Победоносцев поднимается – беседа окончена. Он это сам решил, единолично. Я тоже встаю, вежливо провожаю его до кареты. Если быстро, ещё успею в баню. Хоть часок попарюсь перед поездкой.
11. Германия.
Хорошо в командировке, особенно в поезде. Дома всё время висит забота: а что я забыл и что ещё можно сделать? А здесь – все старые дела отрезаны, а новые ещё не начались. Голова отдыхает.
Мы с Костовичем очередной раз прикидываем, каким должен быть завод и какое нужно оборудование. И можно никуда не торопиться, время есть, дел нет. До Берлина более двух суток поезд едет, у нас купе на двоих. На вокзале нас встречает господин Шварц. Несмотря на фамилию, он русский, в нашем посольстве возглавляет отдел содействия торговле и промышленности. На меня смотрит несколько оторопело, а рассматривая мои документы замирает на несколько секунд, задумывается.
– Господа, у меня достаточно работы, торговля России с Германией идёт хорошо и всё возрастает. Но такая сумма… Признаться, такого пока не было даже близко. И, я слышал, дело доложено самому Государю? И я принял решение: я лично буду вас сопровождать, помогать вам. Ну и, признаться, получено указание из Петербурга. Так прямо не написано, что я в вашем распоряжении, но… некоторые намёки даны. Давайте проедем в посольство, комнаты для вас готовы. А затем… Желаете отдохнуть с дороги, или изложите мне ваши планы, хотя бы в общих чертах?

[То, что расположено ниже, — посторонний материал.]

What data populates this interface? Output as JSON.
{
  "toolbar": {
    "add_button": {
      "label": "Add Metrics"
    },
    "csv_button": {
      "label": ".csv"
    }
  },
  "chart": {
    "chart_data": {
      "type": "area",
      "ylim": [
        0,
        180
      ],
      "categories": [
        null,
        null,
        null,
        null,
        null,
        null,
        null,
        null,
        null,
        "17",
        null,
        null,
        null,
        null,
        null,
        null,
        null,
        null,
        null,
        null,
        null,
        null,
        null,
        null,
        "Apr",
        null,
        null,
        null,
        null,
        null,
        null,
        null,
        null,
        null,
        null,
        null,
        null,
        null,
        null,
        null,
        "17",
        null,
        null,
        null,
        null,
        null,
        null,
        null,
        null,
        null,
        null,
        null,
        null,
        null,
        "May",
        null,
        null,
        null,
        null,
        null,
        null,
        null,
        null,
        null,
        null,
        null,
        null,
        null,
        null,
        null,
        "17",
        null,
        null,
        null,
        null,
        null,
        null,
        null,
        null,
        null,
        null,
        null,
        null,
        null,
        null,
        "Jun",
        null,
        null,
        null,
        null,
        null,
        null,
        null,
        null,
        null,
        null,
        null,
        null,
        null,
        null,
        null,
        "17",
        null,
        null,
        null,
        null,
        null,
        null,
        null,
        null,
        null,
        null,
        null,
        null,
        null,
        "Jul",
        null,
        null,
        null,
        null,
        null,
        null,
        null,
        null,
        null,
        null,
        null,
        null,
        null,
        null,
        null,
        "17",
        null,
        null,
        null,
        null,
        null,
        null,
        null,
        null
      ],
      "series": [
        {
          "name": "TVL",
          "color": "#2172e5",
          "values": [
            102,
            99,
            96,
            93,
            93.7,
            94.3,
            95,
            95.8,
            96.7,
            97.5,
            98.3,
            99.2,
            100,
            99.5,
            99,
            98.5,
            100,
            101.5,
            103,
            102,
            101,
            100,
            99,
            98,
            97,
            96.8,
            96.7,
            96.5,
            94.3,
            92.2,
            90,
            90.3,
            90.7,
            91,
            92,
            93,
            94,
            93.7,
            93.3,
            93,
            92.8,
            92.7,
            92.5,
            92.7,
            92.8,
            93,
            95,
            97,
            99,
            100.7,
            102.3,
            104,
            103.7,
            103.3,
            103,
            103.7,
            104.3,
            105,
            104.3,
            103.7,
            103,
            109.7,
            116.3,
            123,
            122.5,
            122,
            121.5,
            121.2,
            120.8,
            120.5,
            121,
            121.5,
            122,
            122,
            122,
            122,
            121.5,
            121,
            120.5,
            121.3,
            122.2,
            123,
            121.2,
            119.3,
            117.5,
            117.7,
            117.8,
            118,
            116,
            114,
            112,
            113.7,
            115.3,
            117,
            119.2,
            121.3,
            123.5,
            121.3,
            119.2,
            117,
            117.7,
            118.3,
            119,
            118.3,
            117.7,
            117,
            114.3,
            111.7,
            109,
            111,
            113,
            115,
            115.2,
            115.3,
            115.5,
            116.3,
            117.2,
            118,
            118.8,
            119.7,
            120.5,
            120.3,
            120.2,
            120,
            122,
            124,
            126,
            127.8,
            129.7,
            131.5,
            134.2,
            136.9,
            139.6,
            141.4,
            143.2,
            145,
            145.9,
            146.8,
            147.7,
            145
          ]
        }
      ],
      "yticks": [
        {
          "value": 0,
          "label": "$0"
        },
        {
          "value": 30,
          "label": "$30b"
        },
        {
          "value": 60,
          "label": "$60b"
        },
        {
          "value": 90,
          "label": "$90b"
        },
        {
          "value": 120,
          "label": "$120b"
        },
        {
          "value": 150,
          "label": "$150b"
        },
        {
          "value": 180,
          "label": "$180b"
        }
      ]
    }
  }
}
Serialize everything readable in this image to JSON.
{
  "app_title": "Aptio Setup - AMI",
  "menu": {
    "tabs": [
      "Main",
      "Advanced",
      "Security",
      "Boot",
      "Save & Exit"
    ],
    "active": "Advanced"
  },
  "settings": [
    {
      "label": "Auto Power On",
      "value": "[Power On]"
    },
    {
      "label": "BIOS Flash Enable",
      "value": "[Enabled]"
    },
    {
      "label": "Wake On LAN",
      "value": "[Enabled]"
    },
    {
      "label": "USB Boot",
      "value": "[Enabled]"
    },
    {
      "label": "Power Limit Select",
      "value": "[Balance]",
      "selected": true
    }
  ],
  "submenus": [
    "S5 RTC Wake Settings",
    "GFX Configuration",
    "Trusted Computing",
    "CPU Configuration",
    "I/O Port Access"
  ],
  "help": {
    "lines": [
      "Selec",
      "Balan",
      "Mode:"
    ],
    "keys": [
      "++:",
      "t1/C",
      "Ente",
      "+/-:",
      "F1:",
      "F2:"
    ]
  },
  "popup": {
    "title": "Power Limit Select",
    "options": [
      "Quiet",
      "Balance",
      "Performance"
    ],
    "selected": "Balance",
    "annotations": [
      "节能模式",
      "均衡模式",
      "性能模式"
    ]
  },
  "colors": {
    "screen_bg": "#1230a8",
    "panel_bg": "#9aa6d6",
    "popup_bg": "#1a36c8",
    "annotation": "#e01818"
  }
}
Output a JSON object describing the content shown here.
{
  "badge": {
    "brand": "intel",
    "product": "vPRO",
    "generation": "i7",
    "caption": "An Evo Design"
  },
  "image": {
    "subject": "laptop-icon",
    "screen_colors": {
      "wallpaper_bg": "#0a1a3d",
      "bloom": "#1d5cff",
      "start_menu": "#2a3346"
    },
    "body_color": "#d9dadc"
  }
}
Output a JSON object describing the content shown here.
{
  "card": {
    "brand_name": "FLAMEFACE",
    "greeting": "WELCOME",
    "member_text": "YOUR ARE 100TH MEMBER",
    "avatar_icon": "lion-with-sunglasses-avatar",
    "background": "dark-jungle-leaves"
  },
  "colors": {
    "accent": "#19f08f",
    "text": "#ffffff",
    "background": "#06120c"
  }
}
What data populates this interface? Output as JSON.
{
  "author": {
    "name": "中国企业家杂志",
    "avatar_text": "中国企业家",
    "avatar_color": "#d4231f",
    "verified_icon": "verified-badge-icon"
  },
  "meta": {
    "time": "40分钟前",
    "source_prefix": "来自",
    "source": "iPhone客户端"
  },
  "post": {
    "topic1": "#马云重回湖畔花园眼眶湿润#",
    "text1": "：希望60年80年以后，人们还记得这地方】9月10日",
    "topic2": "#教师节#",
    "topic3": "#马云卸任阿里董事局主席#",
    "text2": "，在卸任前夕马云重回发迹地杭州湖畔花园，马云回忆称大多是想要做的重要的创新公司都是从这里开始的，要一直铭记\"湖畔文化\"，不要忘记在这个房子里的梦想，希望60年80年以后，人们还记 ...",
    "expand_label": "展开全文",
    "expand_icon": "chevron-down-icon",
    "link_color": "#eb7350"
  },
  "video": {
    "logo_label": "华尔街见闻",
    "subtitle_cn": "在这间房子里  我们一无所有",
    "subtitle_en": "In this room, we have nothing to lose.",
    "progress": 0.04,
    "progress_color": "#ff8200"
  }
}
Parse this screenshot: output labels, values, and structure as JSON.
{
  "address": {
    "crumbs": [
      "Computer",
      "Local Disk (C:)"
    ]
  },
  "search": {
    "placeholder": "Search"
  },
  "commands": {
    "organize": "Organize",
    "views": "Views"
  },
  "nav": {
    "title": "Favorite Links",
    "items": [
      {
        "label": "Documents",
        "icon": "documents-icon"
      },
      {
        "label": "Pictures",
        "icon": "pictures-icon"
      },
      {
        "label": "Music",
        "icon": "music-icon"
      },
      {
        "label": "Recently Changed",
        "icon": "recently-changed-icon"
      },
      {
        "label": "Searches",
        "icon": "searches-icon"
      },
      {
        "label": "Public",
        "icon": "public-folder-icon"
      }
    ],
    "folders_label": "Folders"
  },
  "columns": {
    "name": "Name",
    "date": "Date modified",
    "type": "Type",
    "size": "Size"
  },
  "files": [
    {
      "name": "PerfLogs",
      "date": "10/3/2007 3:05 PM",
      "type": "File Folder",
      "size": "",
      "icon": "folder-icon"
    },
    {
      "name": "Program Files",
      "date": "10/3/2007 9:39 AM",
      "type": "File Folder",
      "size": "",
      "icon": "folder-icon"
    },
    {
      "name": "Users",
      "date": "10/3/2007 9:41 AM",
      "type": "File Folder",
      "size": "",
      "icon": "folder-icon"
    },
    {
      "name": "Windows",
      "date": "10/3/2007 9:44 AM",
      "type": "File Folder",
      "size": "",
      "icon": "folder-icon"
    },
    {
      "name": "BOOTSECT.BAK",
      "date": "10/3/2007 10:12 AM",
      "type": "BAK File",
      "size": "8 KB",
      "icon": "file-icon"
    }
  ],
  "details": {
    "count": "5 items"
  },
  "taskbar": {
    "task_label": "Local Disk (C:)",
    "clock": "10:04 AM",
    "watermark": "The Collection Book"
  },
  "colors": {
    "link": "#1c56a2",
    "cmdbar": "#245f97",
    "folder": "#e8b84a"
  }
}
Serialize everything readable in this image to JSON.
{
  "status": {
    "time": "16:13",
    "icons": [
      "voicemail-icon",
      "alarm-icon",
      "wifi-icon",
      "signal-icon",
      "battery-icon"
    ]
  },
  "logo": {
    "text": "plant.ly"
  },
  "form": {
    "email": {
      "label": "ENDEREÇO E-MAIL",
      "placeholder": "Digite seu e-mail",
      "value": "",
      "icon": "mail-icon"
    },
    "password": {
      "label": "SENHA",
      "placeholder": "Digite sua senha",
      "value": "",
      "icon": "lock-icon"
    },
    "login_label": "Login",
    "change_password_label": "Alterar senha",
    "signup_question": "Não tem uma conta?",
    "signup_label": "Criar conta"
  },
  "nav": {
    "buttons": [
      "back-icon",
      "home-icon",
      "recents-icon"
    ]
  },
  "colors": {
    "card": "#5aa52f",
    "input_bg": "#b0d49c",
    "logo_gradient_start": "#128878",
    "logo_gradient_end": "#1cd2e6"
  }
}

– Господин Шварц, в поезде было достаточно комфортно, мы не устали. Но я привык мыться чаще, чем раз в неделю. Нельзя ли организовать баню, или хотя бы душ? Что касается наших планов, они, увы, недостаточно конкретны. Дело в том, что нам нужно ознакомиться с моторостроением здесь, в Германии, и отчасти с машиностроением. Затем решить, какое оборудование нам понадобится, чтобы организовать подобное производство в России, закупить его, организовать доставку в Нижний Новгород. Ещё мы бы хотели встретиться с господином Тринклером, Густавом Васильевичем, который, как мы предполагаем, работает теперь в Ганновере. Ну и было бы неплохо, хотя и не обязательно, встретиться с господином Ульяновым Владимиром Ильичём. Но мы не знаем, где он сейчас, возможно, в Швейцарии.